During cocktail hour on the bow, we had a little shark info session. I shared what I know, what I’ve experienced in the past, what I observed today, and the reason I decided to do our afternoon swim. I also made clear that I supported their decisions not to join. They all asked some great questions, and I answered the ones I could, and acknowledged the ones I couldn’t. Our brave swimmers all seemed to feel a little better having a little more information.
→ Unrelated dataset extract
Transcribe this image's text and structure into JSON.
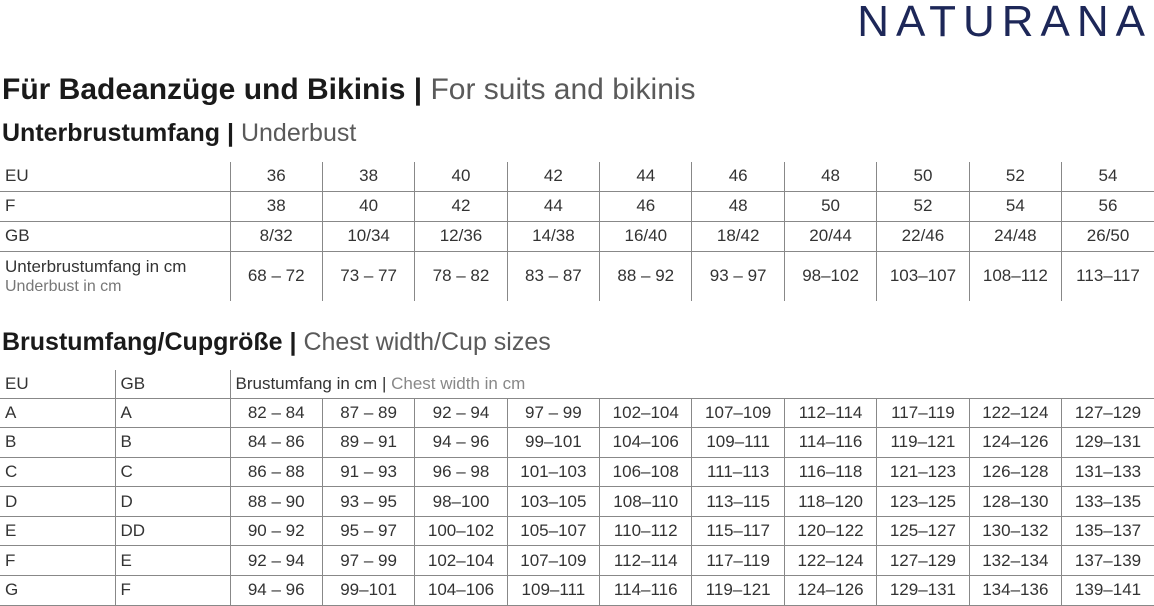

Anytime we get in salt water, we are entering the place where sharks live. These keystone predators are critical to the health of ocean populations. Seeing them indicates a healthy ecosystem. While a little nerve wracking during a swim, seeing the sharks patrolling the reef today told the same good news story that the healthy coral heads and teeming fish life told - in this spot, along the coast of Grand Soeur, life is hanging on. What a gift to see.

The sunset sure got showy tonight. All of us dropping forks on our delectable plates to take pics of the dimming sky.

We have a big swim planned for the morning, not far from here. I’ll fall asleep tonight considering what wonders may come.

Love,

Heather

PS. Dana caught this shot of the Southern Cross - something you can only see below the equator.